The pandemic has revealed which governments are good at orchestrating national responses and intervening in their economies in subtle ways. Many European governments have passed the test, writes David Victor. This piece was originally published by Yale Environment 360 on June 11, 2020.

 
As governments spend massively to revive economies, a huge battle has emerged around whether the economic recovery should also achieve other goals, particularly cutting the emissions that cause climate change. Those advocating green spending say the $10 trillion that governments have already committed to stimulus should be just the beginning, and an even bigger pile of cash is now needed for expansive “green new deals.”
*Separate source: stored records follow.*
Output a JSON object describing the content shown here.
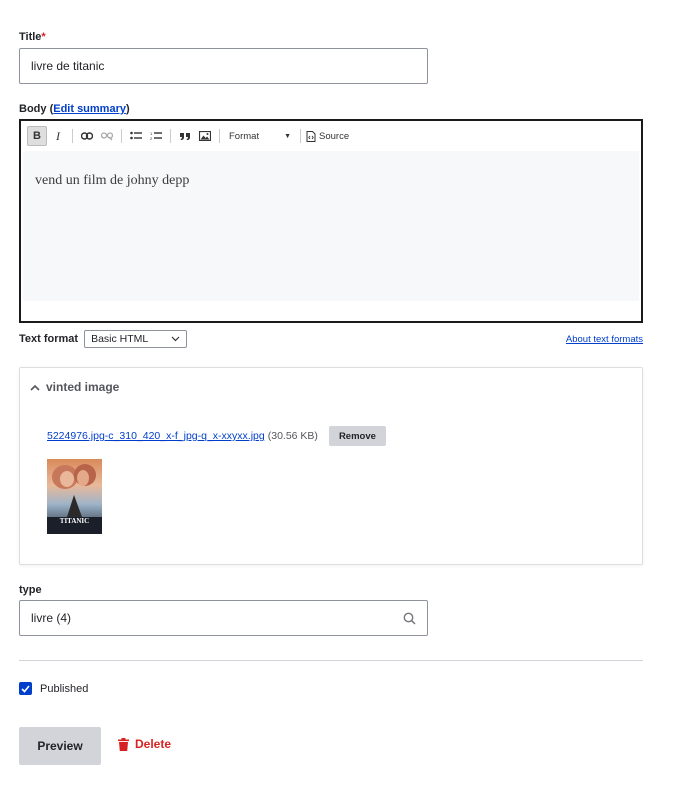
{
  "title_field": {
    "label": "Title",
    "required_marker": "*",
    "value": "livre de titanic"
  },
  "body_field": {
    "label": "Body",
    "summary_prefix": "(",
    "summary_link": "Edit summary",
    "summary_suffix": ")",
    "toolbar": {
      "bold": "B",
      "italic": "I",
      "format_label": "Format",
      "source_label": "Source"
    },
    "content": "vend un film de johny depp"
  },
  "text_format": {
    "label": "Text format",
    "selected": "Basic HTML",
    "about_link": "About text formats"
  },
  "image_section": {
    "summary": "vinted image",
    "file_name": "5224976.jpg-c_310_420_x-f_jpg-q_x-xxyxx.jpg",
    "file_size": "(30.56 KB)",
    "remove_label": "Remove",
    "poster_text": "TITANIC"
  },
  "type_field": {
    "label": "type",
    "value": "livre (4)"
  },
  "published": {
    "label": "Published",
    "checked": true
  },
  "actions": {
    "preview_label": "Preview",
    "delete_label": "Delete"
  },
  "colors": {
    "link": "#003ecc",
    "danger": "#d72222",
    "button_bg": "#d3d4d9",
    "checkbox": "#003ecc"
  }
}
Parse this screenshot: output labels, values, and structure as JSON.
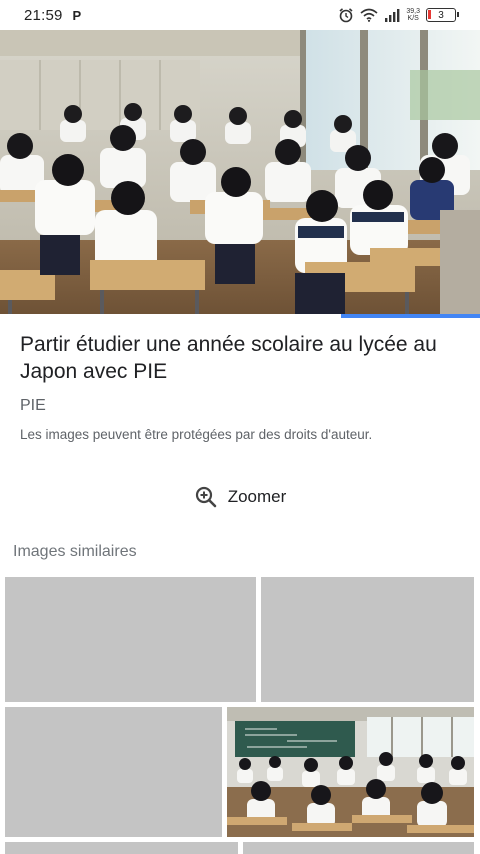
{
  "status_bar": {
    "time": "21:59",
    "notification_icon": "P",
    "speed_value": "39,3",
    "speed_unit": "K/S",
    "battery_level": "3",
    "icons": [
      "alarm-icon",
      "wifi-icon",
      "signal-icon",
      "battery-icon"
    ]
  },
  "hero_image": {
    "description_icon": "classroom-photo"
  },
  "carousel_progress": 0.29,
  "result": {
    "title": "Partir étudier une année scolaire au lycée au Japon avec PIE",
    "source": "PIE",
    "copyright_notice": "Les images peuvent être protégées par des droits d'auteur."
  },
  "zoom": {
    "label": "Zoomer",
    "icon": "zoom-in-icon"
  },
  "similar": {
    "label": "Images similaires"
  },
  "colors": {
    "accent": "#4285f4",
    "placeholder": "#c4c4c4",
    "text_primary": "#202124",
    "text_secondary": "#5f6368"
  }
}
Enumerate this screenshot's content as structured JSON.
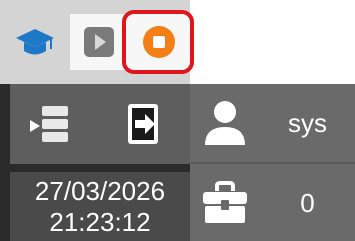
{
  "toolbar": {
    "home_icon": "graduation-cap-icon",
    "play_icon": "play-icon",
    "stop_icon": "stop-record-icon",
    "colors": {
      "home": "#1e78c8",
      "play": "#7a7a7a",
      "stop": "#f57f17",
      "highlight": "#e0161d"
    }
  },
  "left_panel": {
    "list_icon": "list-pointer-icon",
    "exit_icon": "exit-door-icon",
    "date": "27/03/2026",
    "time": "21:23:12"
  },
  "right_panel": {
    "user": {
      "icon": "user-icon",
      "value": "sys"
    },
    "case": {
      "icon": "briefcase-icon",
      "value": "0"
    }
  }
}
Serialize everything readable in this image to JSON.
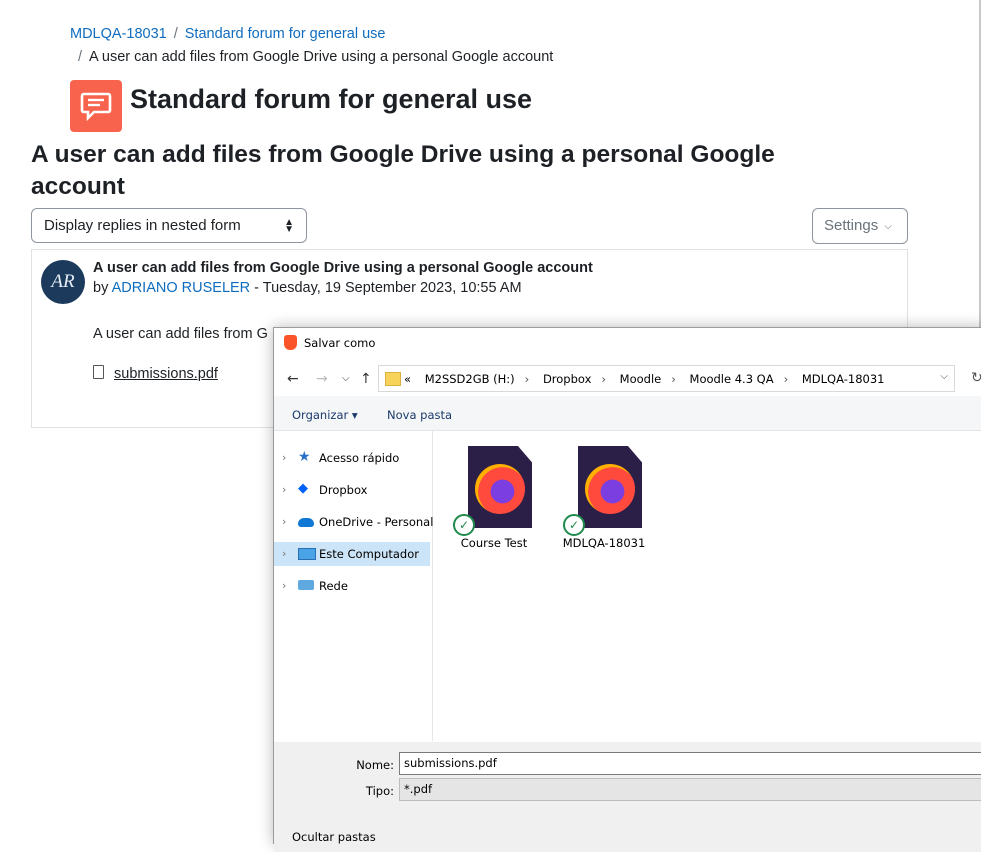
{
  "breadcrumb": {
    "items": [
      "MDLQA-18031",
      "Standard forum for general use"
    ],
    "current": "A user can add files from Google Drive using a personal Google account"
  },
  "forum": {
    "title": "Standard forum for general use",
    "icon": "forum-icon",
    "icon_color": "#f7634d"
  },
  "discussion": {
    "title": "A user can add files from Google Drive using a personal Google account",
    "display_mode": "Display replies in nested form",
    "settings_label": "Settings"
  },
  "post": {
    "avatar_initials": "AR",
    "subject": "A user can add files from Google Drive using a personal Google account",
    "by": "by",
    "author": "ADRIANO RUSELER",
    "date": " - Tuesday, 19 September 2023, 10:55 AM",
    "message": "A user can add files from G",
    "attachment": "submissions.pdf"
  },
  "dialog": {
    "title": "Salvar como",
    "path": [
      "«",
      "M2SSD2GB (H:)",
      "Dropbox",
      "Moodle",
      "Moodle 4.3 QA",
      "MDLQA-18031"
    ],
    "organize": "Organizar ▾",
    "new_folder": "Nova pasta",
    "nav_items": [
      "Acesso rápido",
      "Dropbox",
      "OneDrive - Personal",
      "Este Computador",
      "Rede"
    ],
    "selected_nav": "Este Computador",
    "files": [
      "Course Test",
      "MDLQA-18031"
    ],
    "name_label": "Nome:",
    "name_value": "submissions.pdf",
    "type_label": "Tipo:",
    "type_value": "*.pdf",
    "hide_folders": "Ocultar pastas"
  }
}
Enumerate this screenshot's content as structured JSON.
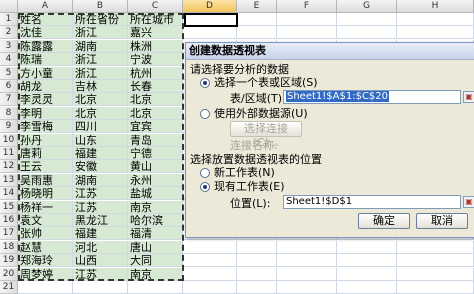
{
  "columns": [
    "A",
    "B",
    "C",
    "D",
    "E",
    "F",
    "G",
    "H"
  ],
  "rows": [
    [
      "姓名",
      "所在省份",
      "所在城市"
    ],
    [
      "沈佳",
      "浙江",
      "嘉兴"
    ],
    [
      "陈露露",
      "湖南",
      "株洲"
    ],
    [
      "陈瑞",
      "浙江",
      "宁波"
    ],
    [
      "方小童",
      "浙江",
      "杭州"
    ],
    [
      "胡龙",
      "吉林",
      "长春"
    ],
    [
      "李灵灵",
      "北京",
      "北京"
    ],
    [
      "李明",
      "北京",
      "北京"
    ],
    [
      "李雪梅",
      "四川",
      "宜宾"
    ],
    [
      "孙丹",
      "山东",
      "青岛"
    ],
    [
      "唐莉",
      "福建",
      "宁德"
    ],
    [
      "王云",
      "安徽",
      "黄山"
    ],
    [
      "吴雨惠",
      "湖南",
      "永州"
    ],
    [
      "杨晓明",
      "江苏",
      "盐城"
    ],
    [
      "杨祥一",
      "江苏",
      "南京"
    ],
    [
      "袁文",
      "黑龙江",
      "哈尔滨"
    ],
    [
      "张帅",
      "福建",
      "福清"
    ],
    [
      "赵慧",
      "河北",
      "唐山"
    ],
    [
      "郑海玲",
      "山西",
      "大同"
    ],
    [
      "周梦婷",
      "江苏",
      "南京"
    ]
  ],
  "dialog": {
    "title": "创建数据透视表",
    "section1": "请选择要分析的数据",
    "opt_range": "选择一个表或区域(S)",
    "range_label": "表/区域(T):",
    "range_value": "Sheet1!$A$1:$C$20",
    "opt_external": "使用外部数据源(U)",
    "choose_conn": "选择连接(C)...",
    "conn_name": "连接名称:",
    "section2": "选择放置数据透视表的位置",
    "opt_new": "新工作表(N)",
    "opt_existing": "现有工作表(E)",
    "location_label": "位置(L):",
    "location_value": "Sheet1!$D$1",
    "ok": "确定",
    "cancel": "取消"
  },
  "colors": {
    "selection_fill": "#d6ead3",
    "title_fill": "#c7d3ea",
    "dialog_bg": "#ece9d8"
  }
}
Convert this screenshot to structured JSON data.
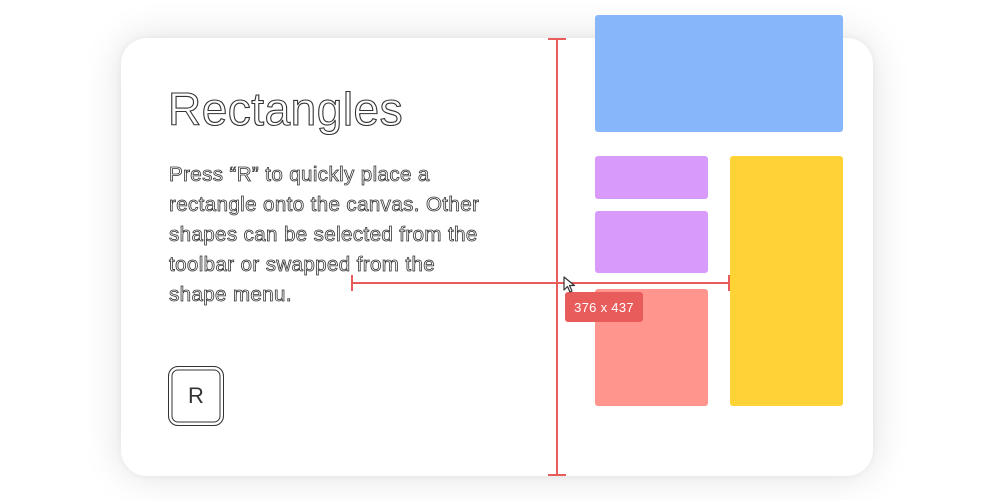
{
  "panel": {
    "title": "Rectangles",
    "description_lines": [
      "Press “R” to quickly place a",
      "rectangle onto the canvas. Other",
      "shapes can be selected from the",
      "toolbar or swapped from the",
      "shape menu."
    ],
    "shortcut_key": "R"
  },
  "canvas": {
    "dimension_label": "376 x 437",
    "cursor_icon": "resize-cursor-icon"
  },
  "colors": {
    "blue": "#88b6fb",
    "purple": "#d99bfb",
    "salmon": "#ff958c",
    "yellow": "#ffd236",
    "guide": "#e85c5c"
  }
}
In most countries, the political forces are blowing against green recovery. Distant, abstract goals like global warming have fallen far down the list of priorities while paychecks and health loom much larger than they did six months ago. Some have actually relaxed pollution control standards and will take growth at any cost. While there are many policies that could deliver economic growth and lower emissions, most of them don’t work quickly — and thus don’t deliver what most citizens expect from government today. With global markets and societies in chaos, our ability to forecast has gone down; risks for investors in long-lived technologies, which is most of what’s needed for deep decarbonization, have gone up. Unlike the last financial crisis, when nations spent up to 15 percent of their stimulus money on clean energy, few have such forward-looking plans this time.

Europe, however, is the exception. There, the European Green Deal — a $1.1 trillion climate-focused infrastructure and decarbonization plan that had been cooked up before the pandemic — looks set to get even bigger now. Why? Because for decades the problem of climate change has gone mainstream in Europe. Outside of a few places (e.g., coal-burning Poland) and a few political stripes (e.g., populist nationalists) every major political party, left and right, has embraced climate as a core goal. As the U.S. government has waxed and waned on enthusiasm for climate policy (right now, we are in the Dark Ages), Europe has always been supportive. Now is Europe’s moment to use that leadership to change the world.